Caí a lo más profundo, y estoy sin dignidad, porque pasa a veces y por momentos, que se equivoque la deidad.
Impotencia, puños cerrados y un golpe frustrado.
Allá, todo está oscuro, todo está perdido, al menos por los momentos, la electricidad está ausente y en este mundo paralelo pareciera que los fósforos son inexistentes, erré, hice mal, actúe mal, me dejé llevar, no calculé, no analicé, todo esto lo deduje pero no lo evité, y erré, pasa, es de humanos, pero no se admite en la academía de la perfección, y dramatizo, sí, pero también es de humanos, para muestra este gris botón, y la siguiente canción.
Siento que la vida se escapa vacía, que no deje marca, que no la hice mía, siento que el mundo está de cabeza y todo me toma por sorpresa, me siento el ser humano más perdido de todos los perdidos, porque no se encuentra a si mismo, estoy sumergido en este puto egoísmo.

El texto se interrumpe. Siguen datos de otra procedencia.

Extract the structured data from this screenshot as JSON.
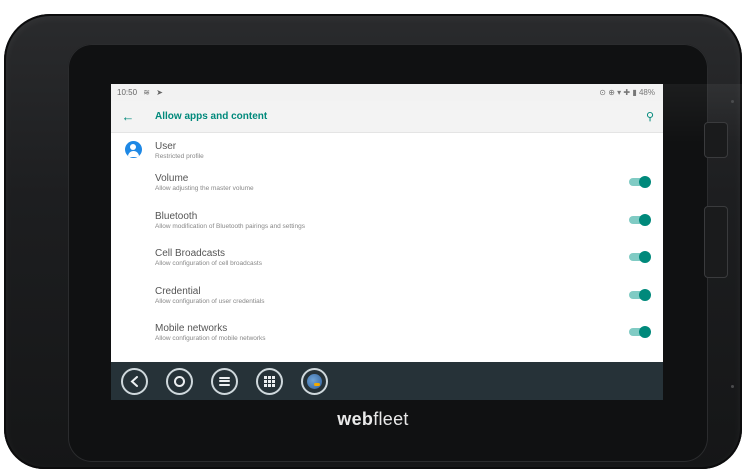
{
  "device": {
    "brand_prefix": "web",
    "brand_suffix": "fleet"
  },
  "status_bar": {
    "time": "10:50",
    "left_icons": [
      "notification-icon",
      "navigation-arrow-icon"
    ],
    "right_icons": [
      "location-icon",
      "sync-icon",
      "wifi-icon",
      "battery-icon"
    ],
    "battery": "48%"
  },
  "app_bar": {
    "back_icon": "arrow-back-icon",
    "title": "Allow apps and content",
    "search_icon": "search-icon"
  },
  "user": {
    "name": "User",
    "subtitle": "Restricted profile"
  },
  "settings": [
    {
      "title": "Volume",
      "subtitle": "Allow adjusting the master volume",
      "enabled": true
    },
    {
      "title": "Bluetooth",
      "subtitle": "Allow modification of Bluetooth pairings and settings",
      "enabled": true
    },
    {
      "title": "Cell Broadcasts",
      "subtitle": "Allow configuration of cell broadcasts",
      "enabled": true
    },
    {
      "title": "Credential",
      "subtitle": "Allow configuration of user credentials",
      "enabled": true
    },
    {
      "title": "Mobile networks",
      "subtitle": "Allow configuration of mobile networks",
      "enabled": true
    }
  ],
  "nav_bar": {
    "buttons": [
      "back-icon",
      "home-icon",
      "menu-icon",
      "apps-grid-icon",
      "globe-icon"
    ]
  },
  "colors": {
    "accent": "#00897b",
    "toggle_track": "#80cbc4",
    "nav_bar": "#263238",
    "avatar": "#1e88e5"
  }
}
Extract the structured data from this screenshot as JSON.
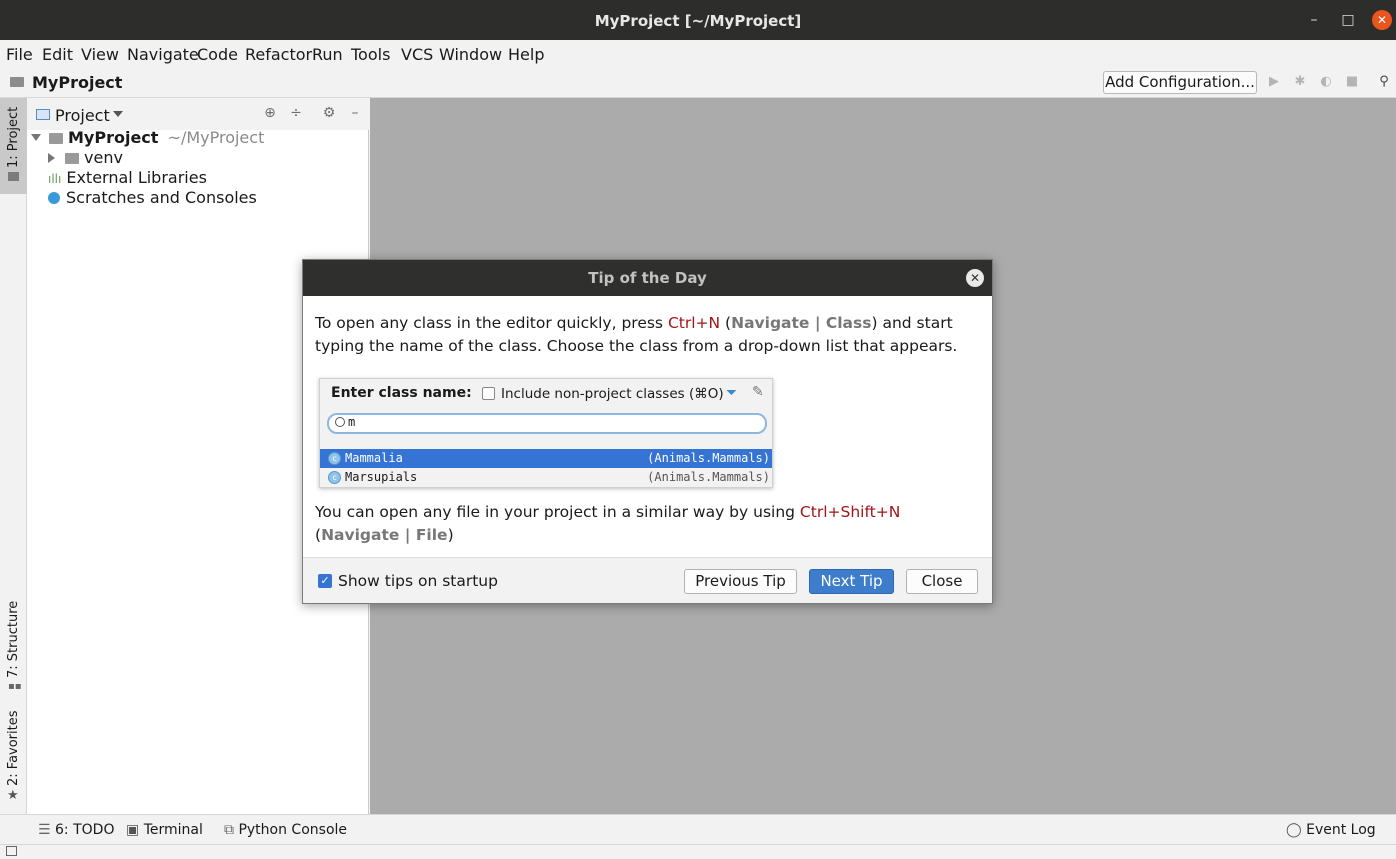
{
  "window": {
    "title": "MyProject [~/MyProject]",
    "minimize": "–",
    "maximize": "□",
    "close": "✕"
  },
  "menu": [
    "File",
    "Edit",
    "View",
    "Navigate",
    "Code",
    "Refactor",
    "Run",
    "Tools",
    "VCS",
    "Window",
    "Help"
  ],
  "navbar": {
    "breadcrumb": "MyProject",
    "add_configuration": "Add Configuration..."
  },
  "left_tabs": {
    "project": "1: Project",
    "structure": "7: Structure",
    "favorites": "2: Favorites"
  },
  "project_panel": {
    "title": "Project",
    "tree": {
      "root_name": "MyProject",
      "root_path": "~/MyProject",
      "venv": "venv",
      "external_libraries": "External Libraries",
      "scratches": "Scratches and Consoles"
    }
  },
  "dialog": {
    "title": "Tip of the Day",
    "tip1": {
      "pre": "To open any class in the editor quickly, press ",
      "shortcut": "Ctrl+N",
      "open_paren": " (",
      "nav_path": "Navigate | Class",
      "post": ") and start typing the name of the class. Choose the class from a drop-down list that appears."
    },
    "popup": {
      "label": "Enter class name:",
      "checkbox_label": "Include non-project classes (⌘O)",
      "query": "m",
      "results": [
        {
          "name": "Mammalia",
          "package": "(Animals.Mammals)"
        },
        {
          "name": "Marsupials",
          "package": "(Animals.Mammals)"
        }
      ]
    },
    "tip2": {
      "pre": "You can open any file in your project in a similar way by using ",
      "shortcut": "Ctrl+Shift+N",
      "open_paren": " (",
      "nav_path": "Navigate | File",
      "close_paren": ")"
    },
    "show_tips_label": "Show tips on startup",
    "show_tips_checked": true,
    "buttons": {
      "previous": "Previous Tip",
      "next": "Next Tip",
      "close": "Close"
    }
  },
  "bottom_tabs": {
    "todo": "6: TODO",
    "terminal": "Terminal",
    "python_console": "Python Console",
    "event_log": "Event Log"
  }
}
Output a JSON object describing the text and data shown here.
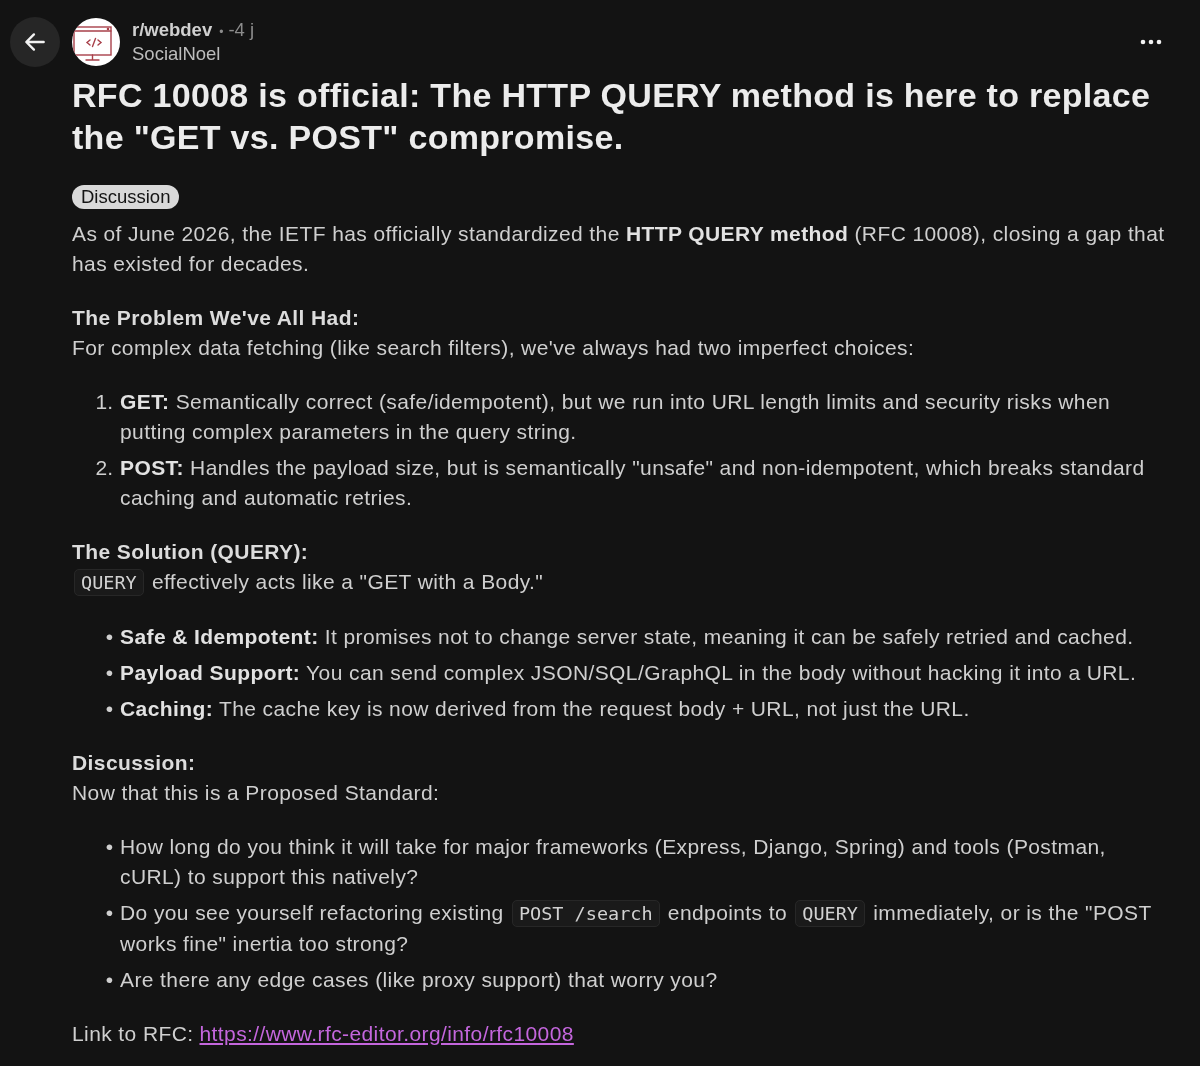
{
  "post": {
    "subreddit": "r/webdev",
    "separator": "•",
    "age": "-4 j",
    "author": "SocialNoel",
    "title": "RFC 10008 is official: The HTTP QUERY method is here to replace the \"GET vs. POST\" compromise.",
    "flair": "Discussion",
    "body": [
      {
        "kind": "paragraph",
        "parts": [
          {
            "kind": "text",
            "text": "As of June 2026, the IETF has officially standardized the **HTTP QUERY method** (RFC 10008), closing a gap that has existed for decades."
          }
        ]
      },
      {
        "kind": "heading",
        "text": "The Problem We've All Had:"
      },
      {
        "kind": "paragraph",
        "parts": [
          {
            "kind": "text",
            "text": "For complex data fetching (like search filters), we've always had two imperfect choices:"
          }
        ]
      },
      {
        "kind": "list",
        "items": [
          {
            "marker": "1.",
            "parts": [
              {
                "kind": "text",
                "text": "**GET:** Semantically correct (safe/idempotent), but we run into URL length limits and security risks when putting complex parameters in the query string."
              }
            ]
          },
          {
            "marker": "2.",
            "parts": [
              {
                "kind": "text",
                "text": "**POST:** Handles the payload size, but is semantically \"unsafe\" and non-idempotent, which breaks standard caching and automatic retries."
              }
            ]
          }
        ]
      },
      {
        "kind": "heading",
        "text": "The Solution (QUERY):"
      },
      {
        "kind": "paragraph",
        "parts": [
          {
            "kind": "code",
            "text": "QUERY"
          },
          {
            "kind": "text",
            "text": " effectively acts like a \"GET with a Body.\""
          }
        ]
      },
      {
        "kind": "list",
        "items": [
          {
            "marker": "•",
            "parts": [
              {
                "kind": "text",
                "text": "**Safe & Idempotent:** It promises not to change server state, meaning it can be safely retried and cached."
              }
            ]
          },
          {
            "marker": "•",
            "parts": [
              {
                "kind": "text",
                "text": "**Payload Support:** You can send complex JSON/SQL/GraphQL in the body without hacking it into a URL."
              }
            ]
          },
          {
            "marker": "•",
            "parts": [
              {
                "kind": "text",
                "text": "**Caching:** The cache key is now derived from the request body + URL, not just the URL."
              }
            ]
          }
        ]
      },
      {
        "kind": "heading",
        "text": "Discussion:"
      },
      {
        "kind": "paragraph",
        "parts": [
          {
            "kind": "text",
            "text": "Now that this is a Proposed Standard:"
          }
        ]
      },
      {
        "kind": "list",
        "items": [
          {
            "marker": "•",
            "parts": [
              {
                "kind": "text",
                "text": "How long do you think it will take for major frameworks (Express, Django, Spring) and tools (Postman, cURL) to support this natively?"
              }
            ]
          },
          {
            "marker": "•",
            "parts": [
              {
                "kind": "text",
                "text": "Do you see yourself refactoring existing "
              },
              {
                "kind": "code",
                "text": "POST /search"
              },
              {
                "kind": "text",
                "text": " endpoints to "
              },
              {
                "kind": "code",
                "text": "QUERY"
              },
              {
                "kind": "text",
                "text": " immediately, or is the \"POST works fine\" inertia too strong?"
              }
            ]
          },
          {
            "marker": "•",
            "parts": [
              {
                "kind": "text",
                "text": "Are there any edge cases (like proxy support) that worry you?"
              }
            ]
          }
        ]
      },
      {
        "kind": "link_line",
        "label": "Link to RFC:",
        "link": "https://www.rfc-editor.org/info/rfc10008"
      }
    ]
  }
}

Y quiero mejorar, y quiero intentar, y quiero lograr, pero no puedo, y no sé porqué, pero no puedo, lo intento al revés y sigo sin poder, lo intento otra vez, y nada que ver, la vida me da oportunidades y las desaprovecho, es como si me lanzara desde el más alto techo, busco las maneras pero no las encuentro, y cada vez que fallo siento una muy fuerte presión dentro, como si el deseo de mejorar fuera obligación, porque siento una inmensa presión, no quiero perder nada de lo que tengo, mucho menos lo más valioso, daría lo que fuera por no caer a ese foso, necesito ser suficiente para lo que quiero, porque si no me desespero, caigo en el oscuro agujero, ese que desprecia lo que soy y me hace sentir sin valentia, qué ironía, justo cuando mejorar más quería, justo cuando dije que ser el mejor debería, la vida varía, me vacila y domina, y me deja al desvelo de esta realidad sin frenos, volviendo completamente absurda mi fantasía, no todas al menos, pero si aquella donde quería nunca tocar ese apice desdeñoso de realidad donde sé bien que me voy a sofocar, donde la vida me va a presionar, a hacerme sentir mal y sin valor, con vergüenza, con pudor, rodeando mil veces el objetivo porque no hay valentía, no hay ya emoción, es miedo, es mi más larga e intensa agonía.
Siento que la vida se escapa vacía, que no deje marca, que no la hice mía, siento que el mundo está de cabeza y todo me toma por sorpresa, me siento el ser humano más perdido de todos los perdidos, porque no se encuentra a si mismo, estoy sumergido en este puto egoísmo. Y quiero mejorar, y quiero intentar, y quiero lograr, pero no puedo, y no sé porqué, pero no puedo, lo intento al revés y sigo sin poder, lo intento otra vez, y nada que ver, la vida me da oportunidades y las desaprovecho, es como si me lanzara desde el más alto techo, busco las maneras pero no las encuentro, y cada vez que fallo siento una muy fuerte presión dentro, como si el deseo de mejorar fuera obligación, porque siento una inmensa presión, no quiero perder nada de lo que tengo, mucho menos lo más valioso, daría lo que fuera por no caer a ese foso, necesito ser suficiente para lo que quiero, porque si no me desespero, caigo en el oscuro agujero, ese que desprecia lo que soy y me hace sentir sin valentia, qué ironía, justo cuando mejorar más quería, justo cuando dije que ser el mejor debería, la vida varía, me vacila y domina, y me deja al desvelo de esta realidad sin frenos, volviendo completamente absurda mi fantasía, no todas al menos, pero si aquella donde quería nunca tocar ese apice desdeñoso de realidad donde sé bien que me voy a sofocar, donde la vida me va a presionar, a hacerme sentir mal y sin valor, con vergüenza, con pudor, rodeando mil veces el objetivo porque no hay valentía, no hay ya emoción, es miedo, es mi más larga e intensa agonía.
Se iba a llamar agonía, hasta que una voz en el ascensor me dijo que estoy en el sótano 9.